GlaxoSmithKline has rejected a £50bn bid from Unilever to acquire its consumer health joint venture with Pfizer, in what could become one of the London market’s largest deals.
Unilever has made multiple attempts to engage with GSK over the past few months, making a number of approaches in that period, according to people with direct knowledge of the matter. The latest offer of about £50bn including debt was rejected, the people said.
GSK, which is working with Goldman Sachs, declined to comment.
Unilever said on Saturday that it had “approached GSK and Pfizer about a potential acquisition of the business”.
“GSK Consumer Healthcare is a leader in the attractive consumer health space and would be a strong strategic fit as Unilever continues to reshape its portfolio. There can be no certainty that any agreement will be reached,” Unilever added.
The bid was first reported by the Sunday Times.
The prospect of a deal being reached depends on what the market and GSK believe is the value of the consumer business. Analyst estimates range from £37bn to £48bn for the unit, which had £2.45bn of net profit for the full year 2021, according to one person familiar with the matter.
Unilever declined to comment on whether it would return with a higher bid.
GSK has been preparing to spin off the division, a joint venture with Pfizer that makes Panadol painkillers, Theraflu cold and flu medicine, and Otrivin decongestant. The new company would be led by GSK insider Brian McNamara and its board is due to be chaired by Dave Lewis, the former Tesco chief executive.
Activist investors including US hedge fund Elliott Management have put pressure on Emma Walmsley, GSK’s chief executive, to explore other options — including a sale — if it can generate greater returns for shareholders. Walmsley plans to use proceeds from the spin-off to bolster the pharma and drugs business’ lacklustre pipeline.
Pfizer owns 32 per cent of the division, which GSK has said it will list in London this year, although private equity groups have also looked at a potential purchase.

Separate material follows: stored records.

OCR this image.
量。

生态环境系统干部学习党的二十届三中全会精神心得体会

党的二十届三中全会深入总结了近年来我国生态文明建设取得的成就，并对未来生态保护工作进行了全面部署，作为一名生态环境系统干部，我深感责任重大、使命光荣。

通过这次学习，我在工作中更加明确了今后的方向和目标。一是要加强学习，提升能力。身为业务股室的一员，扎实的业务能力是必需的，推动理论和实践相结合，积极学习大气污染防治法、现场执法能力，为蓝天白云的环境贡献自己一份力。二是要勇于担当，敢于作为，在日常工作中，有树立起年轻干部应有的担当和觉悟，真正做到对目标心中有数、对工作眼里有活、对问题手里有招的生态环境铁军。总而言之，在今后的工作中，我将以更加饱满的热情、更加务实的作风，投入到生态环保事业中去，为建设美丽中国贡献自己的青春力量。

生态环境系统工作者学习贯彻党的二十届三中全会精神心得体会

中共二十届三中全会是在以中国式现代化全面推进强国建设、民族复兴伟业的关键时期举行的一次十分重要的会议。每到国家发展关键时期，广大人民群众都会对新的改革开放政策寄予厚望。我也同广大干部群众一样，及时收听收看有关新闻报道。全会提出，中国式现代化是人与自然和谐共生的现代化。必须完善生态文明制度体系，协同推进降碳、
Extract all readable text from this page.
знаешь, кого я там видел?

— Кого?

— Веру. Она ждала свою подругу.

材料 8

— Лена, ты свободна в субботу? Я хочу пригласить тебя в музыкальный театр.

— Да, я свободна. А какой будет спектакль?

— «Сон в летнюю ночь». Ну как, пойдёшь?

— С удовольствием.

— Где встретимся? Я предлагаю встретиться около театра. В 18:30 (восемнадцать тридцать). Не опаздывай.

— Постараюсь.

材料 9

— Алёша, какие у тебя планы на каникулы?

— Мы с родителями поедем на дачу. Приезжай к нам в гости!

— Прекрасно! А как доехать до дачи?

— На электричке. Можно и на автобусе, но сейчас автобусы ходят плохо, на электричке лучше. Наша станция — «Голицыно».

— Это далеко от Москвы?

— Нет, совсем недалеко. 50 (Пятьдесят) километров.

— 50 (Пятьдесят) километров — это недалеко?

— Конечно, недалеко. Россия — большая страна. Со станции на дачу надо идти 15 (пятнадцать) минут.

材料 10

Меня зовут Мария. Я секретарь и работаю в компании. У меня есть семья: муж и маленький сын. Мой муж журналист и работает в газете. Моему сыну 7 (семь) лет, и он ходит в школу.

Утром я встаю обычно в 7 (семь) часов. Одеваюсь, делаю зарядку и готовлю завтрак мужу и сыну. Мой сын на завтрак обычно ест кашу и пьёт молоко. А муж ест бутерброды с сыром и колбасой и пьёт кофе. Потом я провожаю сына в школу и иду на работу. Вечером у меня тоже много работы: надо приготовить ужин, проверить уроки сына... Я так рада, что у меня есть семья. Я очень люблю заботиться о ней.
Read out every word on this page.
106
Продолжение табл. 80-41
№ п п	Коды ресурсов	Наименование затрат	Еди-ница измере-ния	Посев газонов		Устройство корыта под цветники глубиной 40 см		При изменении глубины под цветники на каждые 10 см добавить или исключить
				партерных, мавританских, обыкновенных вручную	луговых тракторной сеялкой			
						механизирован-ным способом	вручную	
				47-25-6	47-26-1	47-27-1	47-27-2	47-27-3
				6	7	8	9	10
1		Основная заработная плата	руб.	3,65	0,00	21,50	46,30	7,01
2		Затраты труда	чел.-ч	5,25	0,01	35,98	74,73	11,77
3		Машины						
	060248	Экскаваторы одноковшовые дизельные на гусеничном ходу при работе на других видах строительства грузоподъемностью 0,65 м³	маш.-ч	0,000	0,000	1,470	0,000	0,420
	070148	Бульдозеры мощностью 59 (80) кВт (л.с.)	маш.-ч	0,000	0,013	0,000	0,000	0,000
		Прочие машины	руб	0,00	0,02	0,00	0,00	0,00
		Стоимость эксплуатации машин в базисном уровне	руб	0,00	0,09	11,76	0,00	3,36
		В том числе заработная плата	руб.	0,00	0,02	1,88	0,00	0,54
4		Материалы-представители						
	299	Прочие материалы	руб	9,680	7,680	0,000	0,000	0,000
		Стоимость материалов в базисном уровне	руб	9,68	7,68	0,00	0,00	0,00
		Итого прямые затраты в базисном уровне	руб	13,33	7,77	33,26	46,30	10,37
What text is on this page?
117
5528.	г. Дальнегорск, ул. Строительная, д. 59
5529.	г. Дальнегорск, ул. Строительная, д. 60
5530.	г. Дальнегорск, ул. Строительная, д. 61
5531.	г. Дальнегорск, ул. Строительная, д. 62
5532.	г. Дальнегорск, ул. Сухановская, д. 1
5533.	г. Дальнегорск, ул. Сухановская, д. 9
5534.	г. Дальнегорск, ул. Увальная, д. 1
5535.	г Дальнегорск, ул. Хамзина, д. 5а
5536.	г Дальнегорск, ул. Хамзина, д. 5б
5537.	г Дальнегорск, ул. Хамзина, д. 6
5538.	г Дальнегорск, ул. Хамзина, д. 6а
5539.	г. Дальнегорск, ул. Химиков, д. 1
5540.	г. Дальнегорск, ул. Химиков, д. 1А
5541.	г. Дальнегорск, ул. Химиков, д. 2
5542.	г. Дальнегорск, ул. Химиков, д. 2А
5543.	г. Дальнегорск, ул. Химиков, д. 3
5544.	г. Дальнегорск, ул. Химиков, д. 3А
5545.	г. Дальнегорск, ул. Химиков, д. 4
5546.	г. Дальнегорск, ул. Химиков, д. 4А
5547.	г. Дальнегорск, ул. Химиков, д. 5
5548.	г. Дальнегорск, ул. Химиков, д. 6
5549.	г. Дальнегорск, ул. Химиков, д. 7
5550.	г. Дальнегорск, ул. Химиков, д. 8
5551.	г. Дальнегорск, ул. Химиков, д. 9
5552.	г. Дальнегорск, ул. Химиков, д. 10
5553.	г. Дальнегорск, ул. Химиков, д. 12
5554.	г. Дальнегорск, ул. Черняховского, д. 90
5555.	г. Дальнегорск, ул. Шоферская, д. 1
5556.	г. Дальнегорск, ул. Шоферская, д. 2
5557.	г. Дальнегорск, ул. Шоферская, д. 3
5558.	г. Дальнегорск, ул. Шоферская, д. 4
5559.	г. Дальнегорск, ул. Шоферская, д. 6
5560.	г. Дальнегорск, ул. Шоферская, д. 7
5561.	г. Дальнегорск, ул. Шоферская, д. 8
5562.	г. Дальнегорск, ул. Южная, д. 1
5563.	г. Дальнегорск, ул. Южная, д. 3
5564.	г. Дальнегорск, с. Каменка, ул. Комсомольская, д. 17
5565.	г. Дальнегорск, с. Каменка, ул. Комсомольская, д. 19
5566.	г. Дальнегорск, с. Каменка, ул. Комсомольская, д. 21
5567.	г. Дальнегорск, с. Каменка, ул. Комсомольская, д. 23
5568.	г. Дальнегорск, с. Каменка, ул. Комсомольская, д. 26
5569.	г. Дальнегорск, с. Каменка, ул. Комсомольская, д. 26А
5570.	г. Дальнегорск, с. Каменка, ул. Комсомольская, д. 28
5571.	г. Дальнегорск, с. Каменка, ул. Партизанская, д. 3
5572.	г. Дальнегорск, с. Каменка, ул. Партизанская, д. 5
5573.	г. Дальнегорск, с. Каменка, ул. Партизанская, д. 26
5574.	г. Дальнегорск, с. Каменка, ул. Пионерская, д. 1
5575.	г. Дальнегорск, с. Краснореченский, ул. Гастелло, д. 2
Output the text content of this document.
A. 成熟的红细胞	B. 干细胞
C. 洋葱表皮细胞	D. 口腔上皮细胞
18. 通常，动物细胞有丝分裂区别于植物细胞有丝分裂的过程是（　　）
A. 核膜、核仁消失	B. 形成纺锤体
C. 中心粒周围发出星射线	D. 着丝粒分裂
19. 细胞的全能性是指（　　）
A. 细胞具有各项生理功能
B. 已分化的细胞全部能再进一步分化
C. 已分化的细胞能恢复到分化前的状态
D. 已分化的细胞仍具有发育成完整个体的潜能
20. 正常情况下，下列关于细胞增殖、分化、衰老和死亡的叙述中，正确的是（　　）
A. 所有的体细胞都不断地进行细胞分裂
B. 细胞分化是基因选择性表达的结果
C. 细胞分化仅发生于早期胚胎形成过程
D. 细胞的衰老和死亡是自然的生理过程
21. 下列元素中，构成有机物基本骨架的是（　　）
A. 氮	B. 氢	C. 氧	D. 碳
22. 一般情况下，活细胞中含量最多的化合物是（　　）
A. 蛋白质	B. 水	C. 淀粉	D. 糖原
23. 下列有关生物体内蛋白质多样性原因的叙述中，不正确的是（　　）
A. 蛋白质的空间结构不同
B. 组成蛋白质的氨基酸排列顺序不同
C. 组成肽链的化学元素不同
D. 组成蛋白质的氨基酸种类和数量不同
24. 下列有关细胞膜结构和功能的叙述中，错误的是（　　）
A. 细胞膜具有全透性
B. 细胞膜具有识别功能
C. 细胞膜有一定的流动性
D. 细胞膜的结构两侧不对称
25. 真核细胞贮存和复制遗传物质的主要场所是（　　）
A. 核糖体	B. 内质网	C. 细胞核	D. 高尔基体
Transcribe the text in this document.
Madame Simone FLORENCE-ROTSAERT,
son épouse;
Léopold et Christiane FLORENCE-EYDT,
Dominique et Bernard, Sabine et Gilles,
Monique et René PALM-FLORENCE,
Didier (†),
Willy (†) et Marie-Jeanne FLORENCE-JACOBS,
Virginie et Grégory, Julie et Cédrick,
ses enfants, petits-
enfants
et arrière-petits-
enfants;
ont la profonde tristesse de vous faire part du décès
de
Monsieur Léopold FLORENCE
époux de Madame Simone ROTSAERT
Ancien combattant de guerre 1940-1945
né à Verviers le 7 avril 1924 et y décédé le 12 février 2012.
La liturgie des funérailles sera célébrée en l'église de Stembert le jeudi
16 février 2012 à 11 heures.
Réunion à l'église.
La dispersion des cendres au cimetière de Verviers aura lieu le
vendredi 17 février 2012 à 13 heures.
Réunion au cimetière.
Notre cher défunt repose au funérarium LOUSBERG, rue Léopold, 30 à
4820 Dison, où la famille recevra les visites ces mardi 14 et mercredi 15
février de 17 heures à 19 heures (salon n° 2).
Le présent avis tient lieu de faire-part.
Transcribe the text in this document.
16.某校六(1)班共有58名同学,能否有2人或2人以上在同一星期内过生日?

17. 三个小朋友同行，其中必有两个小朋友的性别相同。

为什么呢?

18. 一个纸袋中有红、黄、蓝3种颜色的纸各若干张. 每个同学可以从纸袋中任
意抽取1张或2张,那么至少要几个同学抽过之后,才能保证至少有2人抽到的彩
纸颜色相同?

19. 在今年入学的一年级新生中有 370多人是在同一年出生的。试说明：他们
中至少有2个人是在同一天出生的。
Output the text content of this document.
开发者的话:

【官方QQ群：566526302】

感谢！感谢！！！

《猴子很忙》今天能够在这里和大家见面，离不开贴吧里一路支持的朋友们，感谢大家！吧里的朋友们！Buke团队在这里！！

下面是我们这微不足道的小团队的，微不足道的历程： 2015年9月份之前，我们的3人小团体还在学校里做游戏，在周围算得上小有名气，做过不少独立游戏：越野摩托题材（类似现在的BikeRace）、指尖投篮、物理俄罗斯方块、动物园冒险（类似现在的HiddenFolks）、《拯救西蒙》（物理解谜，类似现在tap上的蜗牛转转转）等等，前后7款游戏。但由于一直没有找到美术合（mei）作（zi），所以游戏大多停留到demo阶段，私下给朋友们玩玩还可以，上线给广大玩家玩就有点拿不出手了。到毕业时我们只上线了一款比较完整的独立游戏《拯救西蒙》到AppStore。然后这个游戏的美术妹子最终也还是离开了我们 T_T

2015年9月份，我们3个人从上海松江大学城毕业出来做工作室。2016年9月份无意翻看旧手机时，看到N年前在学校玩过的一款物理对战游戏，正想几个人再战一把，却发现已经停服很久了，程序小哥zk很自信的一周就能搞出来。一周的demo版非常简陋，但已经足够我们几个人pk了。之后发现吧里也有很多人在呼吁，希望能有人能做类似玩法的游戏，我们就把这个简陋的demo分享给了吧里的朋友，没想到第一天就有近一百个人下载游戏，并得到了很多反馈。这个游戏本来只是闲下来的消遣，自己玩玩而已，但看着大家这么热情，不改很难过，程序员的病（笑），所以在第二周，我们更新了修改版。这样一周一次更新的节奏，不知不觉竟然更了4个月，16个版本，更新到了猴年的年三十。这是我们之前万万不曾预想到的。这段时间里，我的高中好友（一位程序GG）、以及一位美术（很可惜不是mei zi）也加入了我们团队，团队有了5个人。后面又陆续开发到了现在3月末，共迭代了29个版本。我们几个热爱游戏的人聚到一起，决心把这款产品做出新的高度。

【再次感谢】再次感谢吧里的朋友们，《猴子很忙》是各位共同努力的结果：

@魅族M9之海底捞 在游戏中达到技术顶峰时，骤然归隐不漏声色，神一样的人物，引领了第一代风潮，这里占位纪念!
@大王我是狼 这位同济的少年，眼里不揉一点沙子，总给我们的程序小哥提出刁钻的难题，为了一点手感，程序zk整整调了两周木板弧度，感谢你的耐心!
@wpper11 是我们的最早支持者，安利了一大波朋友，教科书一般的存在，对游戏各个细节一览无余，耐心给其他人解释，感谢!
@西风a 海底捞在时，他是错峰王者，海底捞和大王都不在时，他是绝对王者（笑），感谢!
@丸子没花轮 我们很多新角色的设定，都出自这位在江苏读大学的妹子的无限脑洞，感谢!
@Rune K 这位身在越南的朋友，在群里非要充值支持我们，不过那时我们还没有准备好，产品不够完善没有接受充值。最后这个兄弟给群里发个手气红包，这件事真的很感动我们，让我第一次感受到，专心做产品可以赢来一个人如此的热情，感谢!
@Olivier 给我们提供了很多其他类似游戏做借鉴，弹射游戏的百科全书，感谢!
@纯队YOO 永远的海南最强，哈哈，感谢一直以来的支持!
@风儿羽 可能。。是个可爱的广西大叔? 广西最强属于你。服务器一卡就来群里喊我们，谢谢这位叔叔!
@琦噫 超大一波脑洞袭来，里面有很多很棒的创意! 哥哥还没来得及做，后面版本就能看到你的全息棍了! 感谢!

A Unilever buyout would be one of the largest ever on the London market, bringing together the FTSE’s third-largest company with a division that, if independent, would be in its top 20. It would be rivalled only by Vodafone’s acquisition of Germany’s Mannesmann in 1999 and AB InBev’s purchase of SABMiller in 2016.
The approach came as Unilever, already one of the world’s largest consumer goods groups, seeks to renew momentum after a period of tepid sales growth.
Its share price has languished since chief executive Alan Jope took over in 2019, and top-10 investor Terry Smith this week attacked the company as “labouring under the weight of a management which is obsessed with publicly displaying sustainability credentials at the expense of focusing on the fundamentals of the business”.
Other investors disputed that, but most agree the company must address its underperformance. It agreed last year to sell off its tea division, which has been a drag on growth, for €4.5bn to private equity group CVC, but has yet to make a major acquisition under Jope.
Unilever in 2018 agreed a deal to buy GSK’s health food drinks business, including the Horlicks brand, in India and other Asian markets for €3.3bn. It has also acquired a series of small consumer health brands, including Smarty Pants, Olly and Onnit supplements and Liquid IV drinks mixes.